13. But to go back to the election of November 2004. An election like this is a three way conversation or dialogue among the two candidates and the electorate. The latter huge collective participant is understood throughout the proceedings to have the responsibility, like a jury in court, to choose between the candidates and their arguments at the end. In a curious way, all three participants have to uphold the quality (the realism, the relevance, the honesty, the unvenality) of the dialogue. Nowadays, polling is a very honed set of techniques which are used continuously for months ahead of the actual vote. The two candidates calibrate their arguments almost day-by-day to the preliminary responses elicited from the electorate by the polling operations. This may increase the ‘followership’ of the candidates, and give more of a leadership role to the mass electorate, which is obviously very heterogeneous. With that goes an increased responsibility upon the voters to act with attention, information, breadth, respect for the business before them, and a sense of consequence of their actions, aspiring even to serious perceptiveness and wisdom. Many voters do feel these responsibilities, and act conscientiously to fulfil them, but many, perhaps particularly the final independents and undecideds, probably do not, and they proverbially hold the balance. The willingness of many to vote on the personability of candidates, or on narrow interests and affiliations when they know that much broader issues are also simultaneously at stake, and the willingness of many to let their vote be controlled by the amounts of money spent on campaigns, are not encouraging, again when one measures the capacity of our electorate against the seriousness of world leadership and issues of war and peace. Democracy can be failed, with important erosive effects, not only by politicians, but by the third partner in the dialogue, the electorate itself.

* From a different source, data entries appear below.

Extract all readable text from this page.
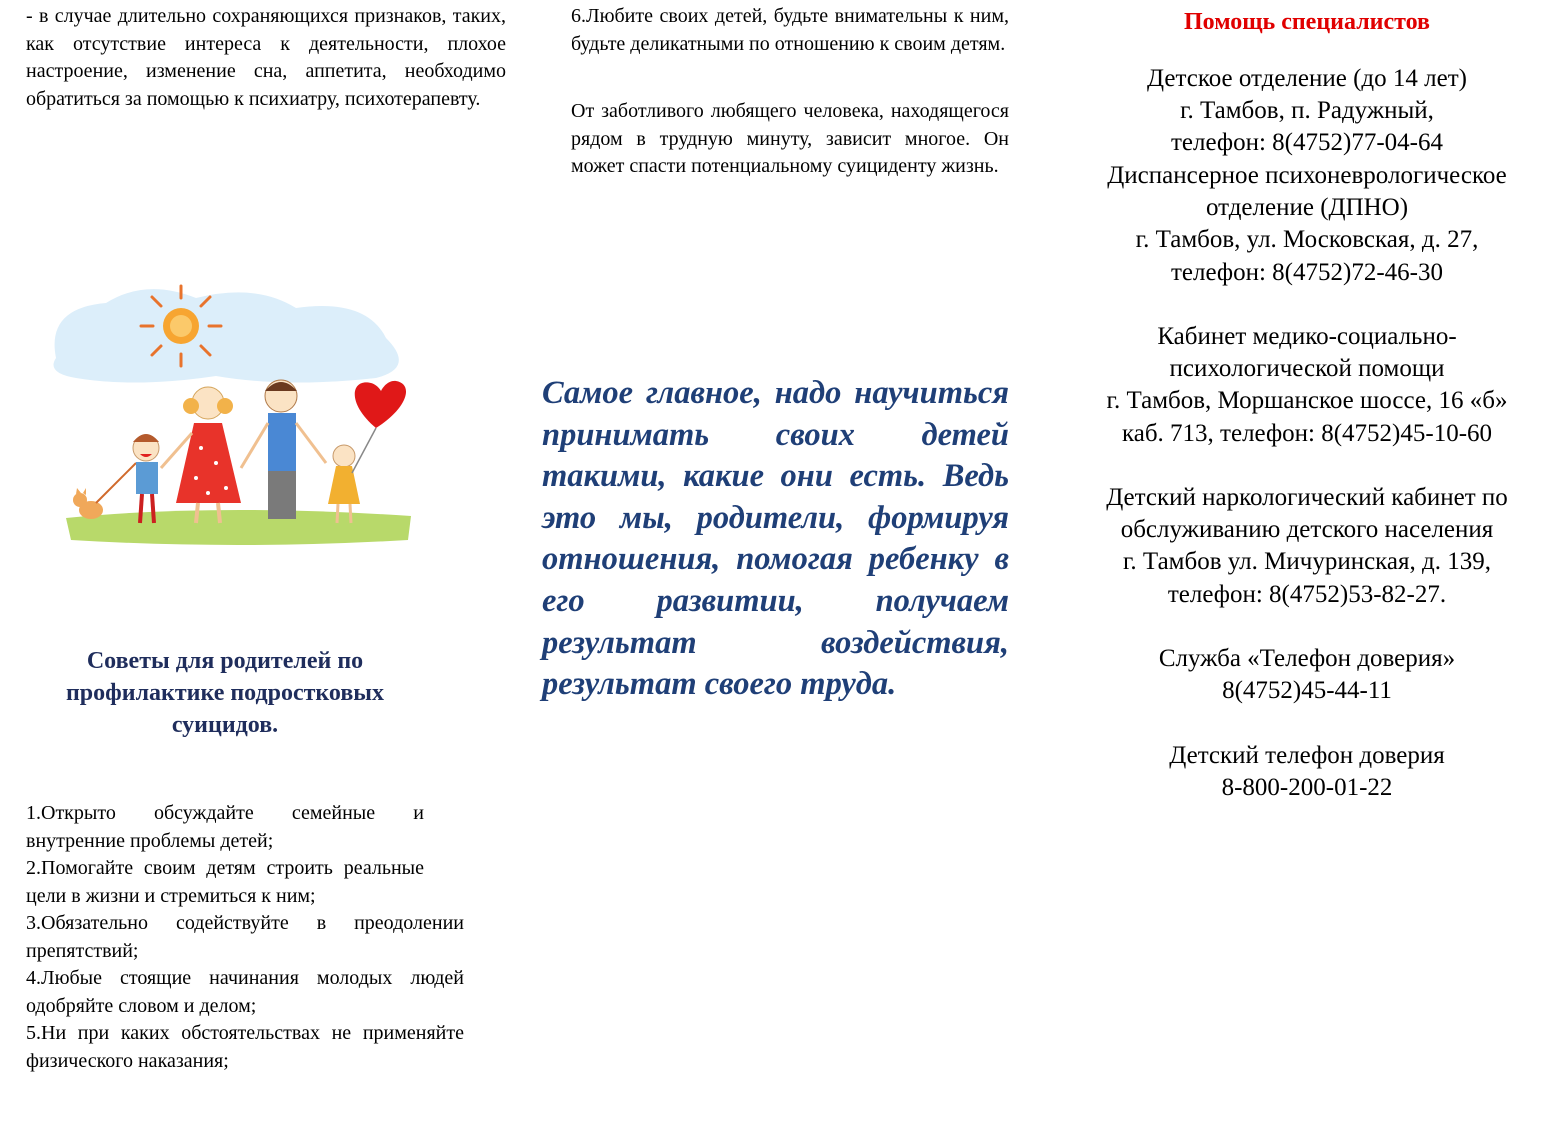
- в случае длительно сохраняющихся признаков, таких, как отсутствие интереса к деятельности, плохое настроение, изменение сна, аппетита, необходимо обратиться за помощью к психиатру, психотерапевту.

Советы для родителей по профилактике подростковых суицидов.

1.Открыто обсуждайте семейные и внутренние проблемы детей;

2.Помогайте своим детям строить реальные цели в жизни и стремиться к ним;

3.Обязательно содействуйте в преодолении препятствий;

4.Любые стоящие начинания молодых людей одобряйте словом и делом;

5.Ни при каких обстоятельствах не применяйте физического наказания;

6.Любите своих детей, будьте внимательны к ним, будьте деликатными по отношению к своим детям.

От заботливого любящего человека, находящегося рядом в трудную минуту, зависит многое. Он может спасти потенциальному суициденту жизнь.

Самое главное, надо научиться принимать своих детей такими, какие они есть. Ведь это мы, родители, формируя отношения, помогая ребенку в его развитии, получаем результат воздействия, результат своего труда.

Помощь специалистов

Детское отделение (до 14 лет)
г. Тамбов, п. Радужный,
телефон: 8(4752)77-04-64

Диспансерное психоневрологическое
отделение (ДПНО)
г. Тамбов, ул. Московская, д. 27,
телефон: 8(4752)72-46-30

Кабинет медико-социально-
психологической помощи
г. Тамбов, Моршанское шоссе, 16 «б»
каб. 713, телефон: 8(4752)45-10-60

Детский наркологический кабинет по
обслуживанию детского населения
г. Тамбов ул. Мичуринская, д. 139,
телефон: 8(4752)53-82-27.

Служба «Телефон доверия»
8(4752)45-44-11

Детский телефон доверия
8-800-200-01-22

14. Against such a background of what I would call an insufficiently informed, reflective and demanding voting public, indeed in large part because of facilitating weaknesses of the electorate, the 2004 election in a deep way became an exercise in pandering. This was certainly led by the Bush/Rove side, but Kerry was forced to play this game, and accepted to do so, more than would have been ideal. If the Iraq war was a “circus,” offered by Bush and the Republicans in response to the public’s agitation and sense of being attacked and challenged by 9/11, then the tax cuts were the “bread” offered almost as a form of bribe to the public. And the American public, or at least a very large portion of it, when empowered in this way by the competition of politicians to court the voters, demanded its full quota of flattery, short term gratification and long term unwisdom. Is this democracy, or is it in some way, subtle but common, a miscarriage of democracy?

14 We certainly have a complex society now, and it may be that we need some new hard scrutiny of where we are going in the very ramified domain of elite and mass relations. In the present situation, after decades of economic and technical advance, very large numbers of people function as members of elites with regard to particular specialized functions, but are members of the mass with regard to general social and governmental matters.

15. This leaves undealt with the second question of para 3, What is to be done now? That will have to be left for later—maybe a similar New Year’s infliction of 2006. The answer has to be somewhere in the world of education—perhaps under the old civic notion of democratic politics as a form of public education.